Historically, marijuana use has been linked to the deterioration of young brains that often leads to burnout behavior. However, a new study of college students suggests quite the contrary: smoking weed may actually provide a certain level of increased brainpower.
According to researchers from the University of Minnesota, consuming marijuana at an early age does not necessarily lead to poor cognitive function as an adult. In fact, their latest study, published in the March edition of the Journal of Clinical and Experimental Neuropsychology, researchers say college-aged stoners scored higher on several cognitive function assessments.
“Marijuana users were high functioning, demonstrating comparable IQs to controls and relatively better processing speed,” researchers wrote of their findings.
These results were obtained through the comparative examination of 35 straight-laced sobers and 35 full-blown stoners, all between the ages of 18-20, who reported beginning a personal love affair with marijuana prior to turning 17-years-old.

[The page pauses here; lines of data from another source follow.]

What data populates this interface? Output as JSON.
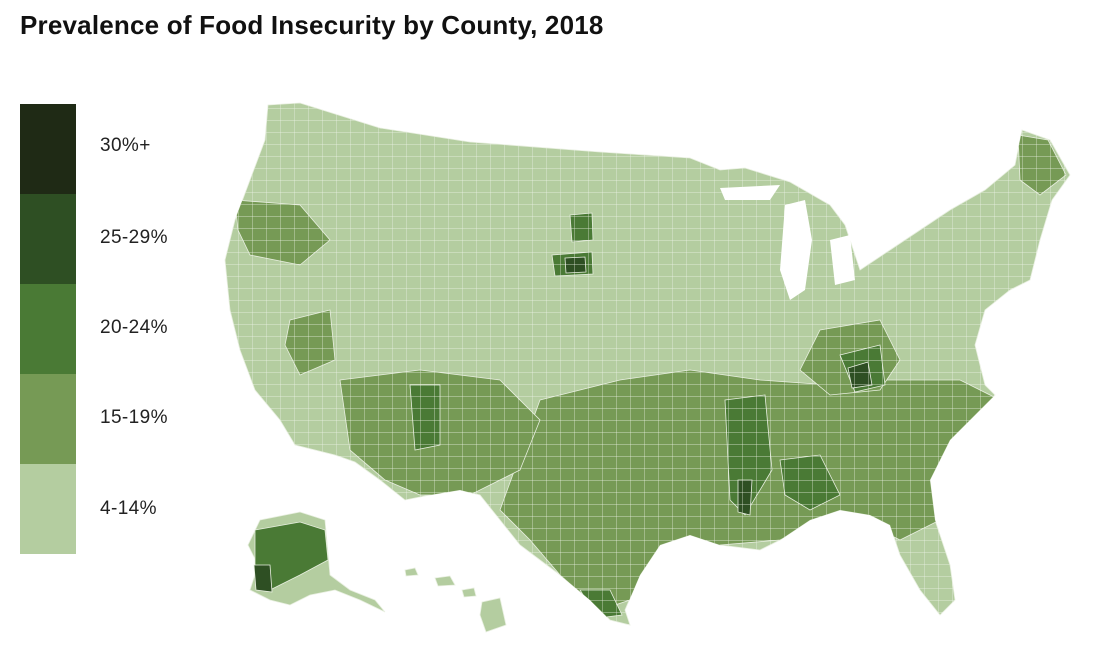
{
  "title": "Prevalence of Food Insecurity by County, 2018",
  "legend": [
    {
      "label": "30%+",
      "color": "#1f2a15"
    },
    {
      "label": "25-29%",
      "color": "#2e4f23"
    },
    {
      "label": "20-24%",
      "color": "#4a7a35"
    },
    {
      "label": "15-19%",
      "color": "#769a55"
    },
    {
      "label": "4-14%",
      "color": "#b4cda0"
    }
  ],
  "map": {
    "regions": [
      "Contiguous United States",
      "Alaska",
      "Hawaii"
    ],
    "county_border_color": "#e8efe0"
  }
}
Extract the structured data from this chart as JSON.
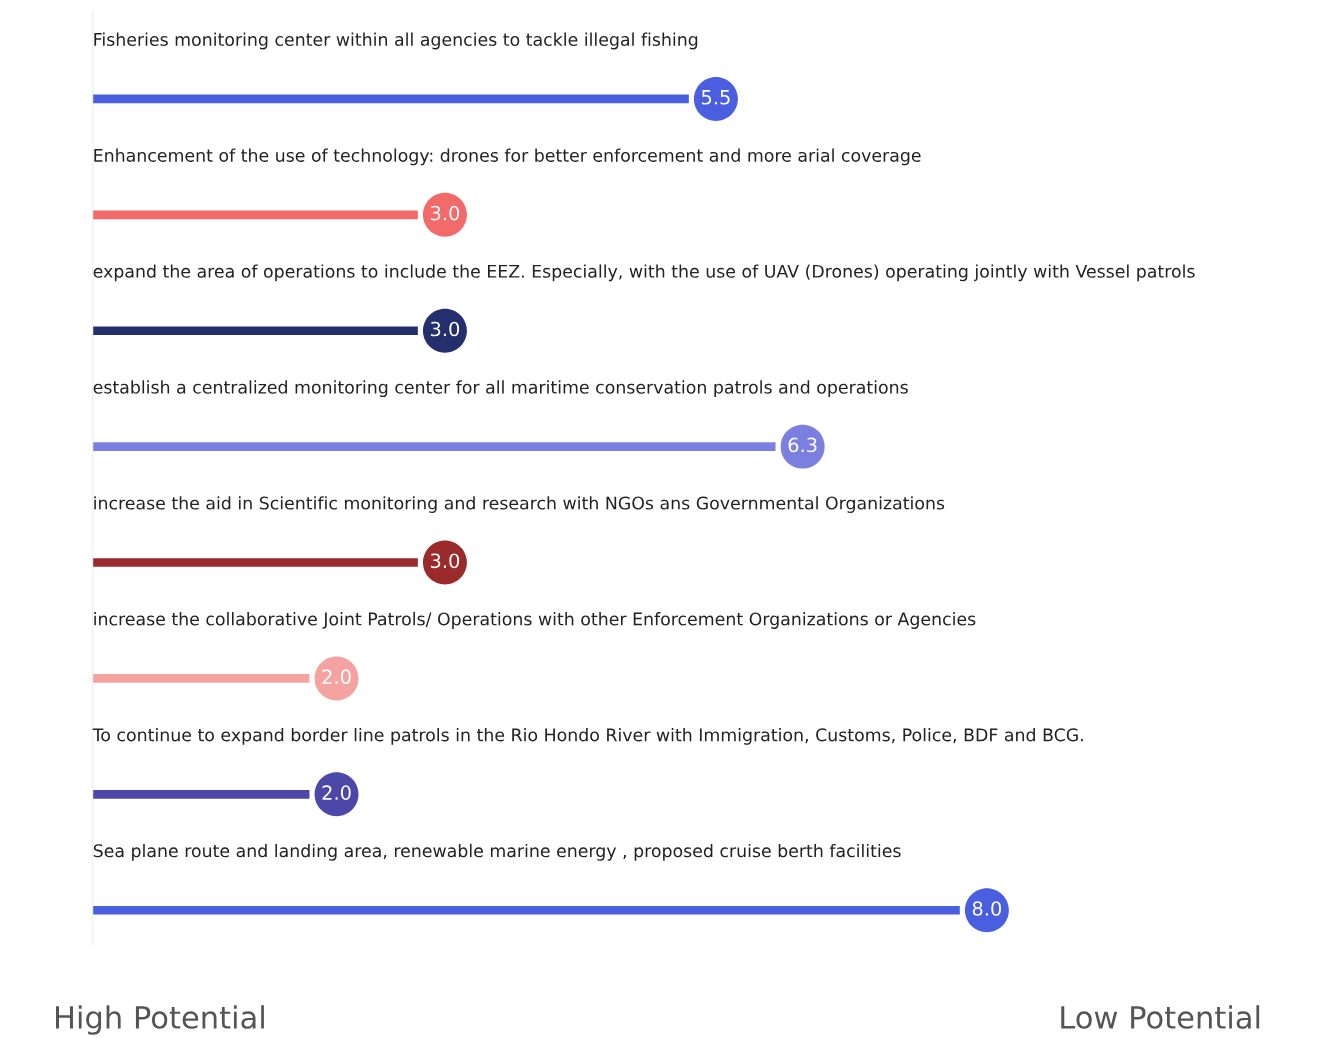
{
  "chart_data": {
    "type": "bar",
    "orientation": "horizontal",
    "categories": [
      "Fisheries monitoring center within all agencies to tackle illegal fishing",
      "Enhancement of the use of technology: drones for better enforcement and more arial coverage",
      "expand the area of operations to include the EEZ. Especially, with the use of UAV (Drones) operating jointly with Vessel patrols",
      "establish a centralized monitoring center for all maritime conservation patrols and operations",
      "increase the aid in Scientific monitoring and research with NGOs ans Governmental Organizations",
      "increase the collaborative Joint Patrols/ Operations with other Enforcement Organizations or Agencies",
      "To continue to expand border line patrols in the Rio Hondo River with Immigration, Customs, Police, BDF and BCG.",
      "Sea plane route and landing area, renewable marine energy , proposed cruise berth facilities"
    ],
    "values": [
      5.5,
      3.0,
      3.0,
      6.3,
      3.0,
      2.0,
      2.0,
      8.0
    ],
    "value_labels": [
      "5.5",
      "3.0",
      "3.0",
      "6.3",
      "3.0",
      "2.0",
      "2.0",
      "8.0"
    ],
    "colors": [
      "#4a5fe0",
      "#f26a6a",
      "#24306e",
      "#7b80e0",
      "#9b2a2a",
      "#f4a3a0",
      "#4b48a8",
      "#4a5fe0"
    ],
    "annotations": [
      "High Potential",
      "Low Potential"
    ]
  }
}
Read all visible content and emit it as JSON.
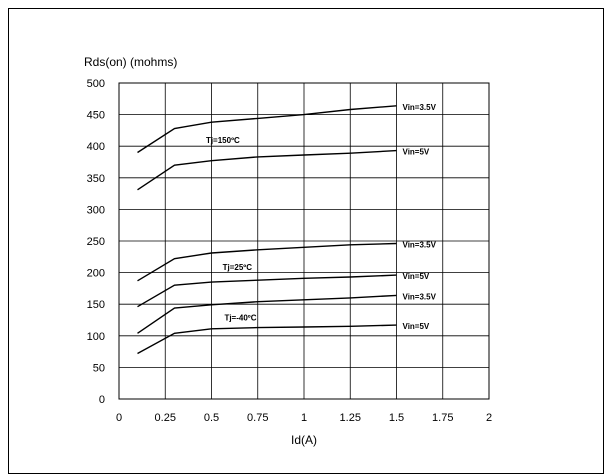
{
  "chart_data": {
    "type": "line",
    "title": "",
    "ylabel": "Rds(on) (mohms)",
    "xlabel": "Id(A)",
    "xlim": [
      0,
      2
    ],
    "ylim": [
      0,
      500
    ],
    "xticks": [
      0,
      0.25,
      0.5,
      0.75,
      1,
      1.25,
      1.5,
      1.75,
      2
    ],
    "xtick_labels": [
      "0",
      "0.25",
      "0.5",
      "0.75",
      "1",
      "1.25",
      "1.5",
      "1.75",
      "2"
    ],
    "yticks": [
      0,
      50,
      100,
      150,
      200,
      250,
      300,
      350,
      400,
      450,
      500
    ],
    "grid": true,
    "series": [
      {
        "name": "Vin=3.5V",
        "group": "Tj=150ºC",
        "x": [
          0.1,
          0.3,
          0.5,
          0.75,
          1.0,
          1.25,
          1.5
        ],
        "y": [
          390,
          428,
          438,
          444,
          450,
          458,
          464
        ]
      },
      {
        "name": "Vin=5V",
        "group": "Tj=150ºC",
        "x": [
          0.1,
          0.3,
          0.5,
          0.75,
          1.0,
          1.25,
          1.5
        ],
        "y": [
          331,
          370,
          377,
          383,
          386,
          389,
          393
        ]
      },
      {
        "name": "Vin=3.5V",
        "group": "Tj=25ºC",
        "x": [
          0.1,
          0.3,
          0.5,
          0.75,
          1.0,
          1.25,
          1.5
        ],
        "y": [
          187,
          222,
          231,
          236,
          240,
          244,
          246
        ]
      },
      {
        "name": "Vin=5V",
        "group": "Tj=25ºC",
        "x": [
          0.1,
          0.3,
          0.5,
          0.75,
          1.0,
          1.25,
          1.5
        ],
        "y": [
          146,
          180,
          185,
          188,
          191,
          193,
          196
        ]
      },
      {
        "name": "Vin=3.5V",
        "group": "Tj=-40ºC",
        "x": [
          0.1,
          0.3,
          0.5,
          0.75,
          1.0,
          1.25,
          1.5
        ],
        "y": [
          104,
          144,
          149,
          154,
          157,
          160,
          164
        ]
      },
      {
        "name": "Vin=5V",
        "group": "Tj=-40ºC",
        "x": [
          0.1,
          0.3,
          0.5,
          0.75,
          1.0,
          1.25,
          1.5
        ],
        "y": [
          72,
          104,
          111,
          113,
          114,
          115,
          117
        ]
      }
    ],
    "annotations": [
      {
        "text": "Tj=150ºC",
        "x": 0.47,
        "y": 410
      },
      {
        "text": "Tj=25ºC",
        "x": 0.56,
        "y": 209
      },
      {
        "text": "Tj=-40ºC",
        "x": 0.57,
        "y": 129
      }
    ]
  }
}
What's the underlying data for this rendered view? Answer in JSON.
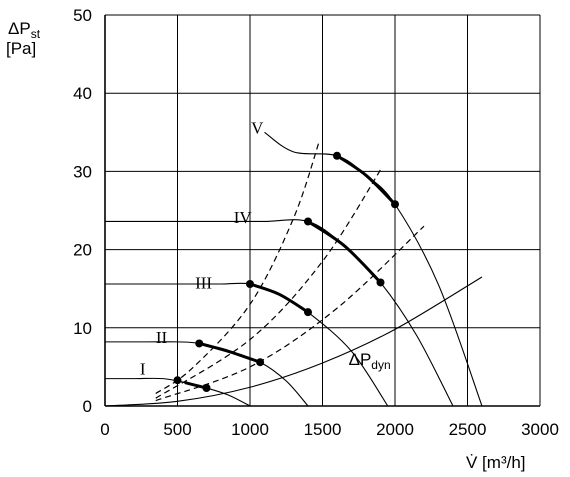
{
  "chart_data": {
    "type": "line",
    "title": "",
    "xlabel": "V̇ [m³/h]",
    "ylabel_lines": [
      "ΔPst",
      "[Pa]"
    ],
    "ylabel_main": "ΔP",
    "ylabel_sub": "st",
    "ylabel_unit": "[Pa]",
    "xlim": [
      0,
      3000
    ],
    "ylim": [
      0,
      50
    ],
    "xticks": [
      0,
      500,
      1000,
      1500,
      2000,
      2500,
      3000
    ],
    "yticks": [
      0,
      10,
      20,
      30,
      40,
      50
    ],
    "grid": true,
    "fan_curves": [
      {
        "label": "I",
        "points": [
          [
            0,
            3.5
          ],
          [
            200,
            3.5
          ],
          [
            400,
            3.5
          ],
          [
            550,
            3.0
          ],
          [
            700,
            2.3
          ],
          [
            850,
            1.4
          ],
          [
            1000,
            0
          ]
        ],
        "operating_range": [
          [
            500,
            3.3
          ],
          [
            700,
            2.3
          ]
        ],
        "label_anchor": [
          260,
          4.8
        ]
      },
      {
        "label": "II",
        "points": [
          [
            0,
            8.2
          ],
          [
            300,
            8.2
          ],
          [
            500,
            8.2
          ],
          [
            650,
            8.0
          ],
          [
            850,
            7.0
          ],
          [
            1070,
            5.6
          ],
          [
            1250,
            3.2
          ],
          [
            1400,
            0
          ]
        ],
        "operating_range": [
          [
            650,
            8.0
          ],
          [
            1070,
            5.6
          ]
        ],
        "label_anchor": [
          390,
          8.8
        ]
      },
      {
        "label": "III",
        "points": [
          [
            0,
            15.6
          ],
          [
            500,
            15.6
          ],
          [
            800,
            15.6
          ],
          [
            1000,
            15.6
          ],
          [
            1200,
            14.3
          ],
          [
            1400,
            12.0
          ],
          [
            1700,
            7.0
          ],
          [
            1950,
            0
          ]
        ],
        "operating_range": [
          [
            1000,
            15.6
          ],
          [
            1400,
            12.0
          ]
        ],
        "label_anchor": [
          680,
          15.8
        ]
      },
      {
        "label": "IV",
        "points": [
          [
            0,
            23.6
          ],
          [
            800,
            23.6
          ],
          [
            1100,
            23.6
          ],
          [
            1400,
            23.6
          ],
          [
            1650,
            20.5
          ],
          [
            1900,
            15.8
          ],
          [
            2150,
            9.0
          ],
          [
            2400,
            0
          ]
        ],
        "operating_range": [
          [
            1400,
            23.6
          ],
          [
            1900,
            15.8
          ]
        ],
        "label_anchor": [
          950,
          24.2
        ]
      },
      {
        "label": "V",
        "points": [
          [
            1100,
            35.0
          ],
          [
            1300,
            32.5
          ],
          [
            1600,
            32.0
          ],
          [
            1800,
            29.5
          ],
          [
            2000,
            25.8
          ],
          [
            2300,
            15.5
          ],
          [
            2600,
            0
          ]
        ],
        "operating_range": [
          [
            1600,
            32.0
          ],
          [
            2000,
            25.8
          ]
        ],
        "label_anchor": [
          1050,
          35.6
        ]
      }
    ],
    "system_curves_dashed": [
      {
        "points": [
          [
            350,
            1.6
          ],
          [
            600,
            4.8
          ],
          [
            1000,
            13.0
          ],
          [
            1300,
            24.0
          ],
          [
            1480,
            34.0
          ]
        ]
      },
      {
        "points": [
          [
            350,
            1.0
          ],
          [
            1000,
            8.5
          ],
          [
            1500,
            18.5
          ],
          [
            1910,
            30.5
          ]
        ]
      },
      {
        "points": [
          [
            350,
            0.7
          ],
          [
            1000,
            5.0
          ],
          [
            1600,
            12.5
          ],
          [
            2200,
            23.0
          ]
        ]
      }
    ],
    "dynamic_pressure_curve": {
      "label_main": "ΔP",
      "label_sub": "dyn",
      "label_anchor": [
        1680,
        6.0
      ],
      "points": [
        [
          0,
          0
        ],
        [
          500,
          0.6
        ],
        [
          1000,
          2.4
        ],
        [
          1500,
          5.5
        ],
        [
          2000,
          9.8
        ],
        [
          2600,
          16.5
        ]
      ]
    }
  }
}
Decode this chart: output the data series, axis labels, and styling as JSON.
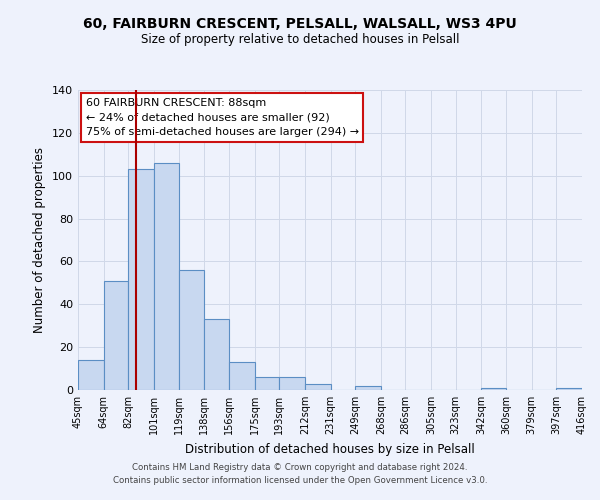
{
  "title1": "60, FAIRBURN CRESCENT, PELSALL, WALSALL, WS3 4PU",
  "title2": "Size of property relative to detached houses in Pelsall",
  "xlabel": "Distribution of detached houses by size in Pelsall",
  "ylabel": "Number of detached properties",
  "bin_edges": [
    45,
    64,
    82,
    101,
    119,
    138,
    156,
    175,
    193,
    212,
    231,
    249,
    268,
    286,
    305,
    323,
    342,
    360,
    379,
    397,
    416
  ],
  "bin_labels": [
    "45sqm",
    "64sqm",
    "82sqm",
    "101sqm",
    "119sqm",
    "138sqm",
    "156sqm",
    "175sqm",
    "193sqm",
    "212sqm",
    "231sqm",
    "249sqm",
    "268sqm",
    "286sqm",
    "305sqm",
    "323sqm",
    "342sqm",
    "360sqm",
    "379sqm",
    "397sqm",
    "416sqm"
  ],
  "counts": [
    14,
    51,
    103,
    106,
    56,
    33,
    13,
    6,
    6,
    3,
    0,
    2,
    0,
    0,
    0,
    0,
    1,
    0,
    0,
    1,
    0
  ],
  "bar_color": "#c8d8f0",
  "bar_edge_color": "#5b8ec4",
  "vline_x": 88,
  "vline_color": "#aa0000",
  "ylim": [
    0,
    140
  ],
  "yticks": [
    0,
    20,
    40,
    60,
    80,
    100,
    120,
    140
  ],
  "annotation_title": "60 FAIRBURN CRESCENT: 88sqm",
  "annotation_line1": "← 24% of detached houses are smaller (92)",
  "annotation_line2": "75% of semi-detached houses are larger (294) →",
  "footer1": "Contains HM Land Registry data © Crown copyright and database right 2024.",
  "footer2": "Contains public sector information licensed under the Open Government Licence v3.0.",
  "background_color": "#eef2fc",
  "plot_bg_color": "#eef2fc",
  "grid_color": "#d0d8e8"
}
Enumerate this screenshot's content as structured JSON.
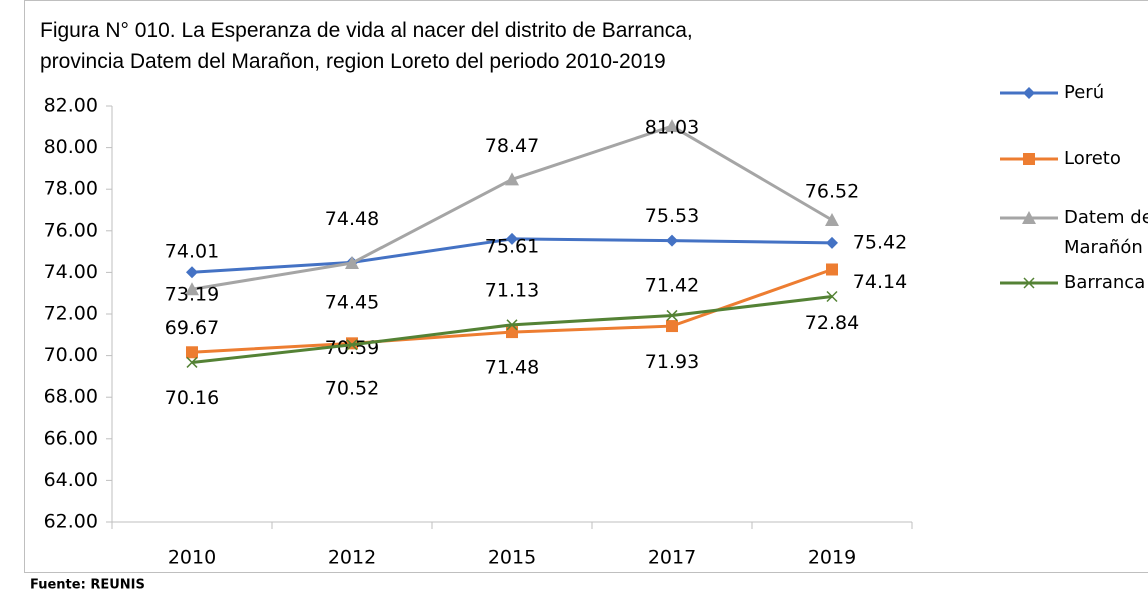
{
  "chart_data": {
    "type": "line",
    "title": "Figura N° 010. La Esperanza de vida al nacer del distrito de Barranca,",
    "subtitle": "provincia Datem del Marañon, region Loreto del periodo 2010-2019",
    "source": "Fuente: REUNIS",
    "categories": [
      "2010",
      "2012",
      "2015",
      "2017",
      "2019"
    ],
    "series": [
      {
        "name": "Perú",
        "color": "#4472c4",
        "marker": "diamond",
        "values": [
          74.01,
          74.48,
          75.61,
          75.53,
          75.42
        ]
      },
      {
        "name": "Loreto",
        "color": "#ed7d31",
        "marker": "square",
        "values": [
          70.16,
          70.59,
          71.13,
          71.42,
          74.14
        ]
      },
      {
        "name": "Datem del Marañón",
        "color": "#a5a5a5",
        "marker": "triangle",
        "values": [
          73.19,
          74.45,
          78.47,
          81.03,
          76.52
        ]
      },
      {
        "name": "Barranca",
        "color": "#548235",
        "marker": "x",
        "values": [
          69.67,
          70.52,
          71.48,
          71.93,
          72.84
        ]
      }
    ],
    "ylim": [
      62,
      82
    ],
    "yticks": [
      {
        "value": 62,
        "label": "62.00"
      },
      {
        "value": 64,
        "label": "64.00"
      },
      {
        "value": 66,
        "label": "66.00"
      },
      {
        "value": 68,
        "label": "68.00"
      },
      {
        "value": 70,
        "label": "70.00"
      },
      {
        "value": 72,
        "label": "72.00"
      },
      {
        "value": 74,
        "label": "74.00"
      },
      {
        "value": 76,
        "label": "76.00"
      },
      {
        "value": 78,
        "label": "78.00"
      },
      {
        "value": 80,
        "label": "80.00"
      },
      {
        "value": 82,
        "label": "82.00"
      }
    ],
    "legend": "right"
  }
}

“Marijuana use during this age span has been most strongly associated with cognitive impairment,” researchers noted.
Overall, researchers say they found no significant difference between the two study groups, specifically when testing memory function and the ability to learn through the spoken word. However, while lifelong stoners scored exceptionally well on various other tests, researchers did record a marginal decrease in scores ranking the group in decision making ability and verbal memory function.
Researchers conclude their study provides, “A comprehensive cognitive profile of college-aged daily marijuana users,” that indicates while using marijuana comes with a few “discreet impairments, youthful consumption of the herb does not necessarily result in adult brain stagnation.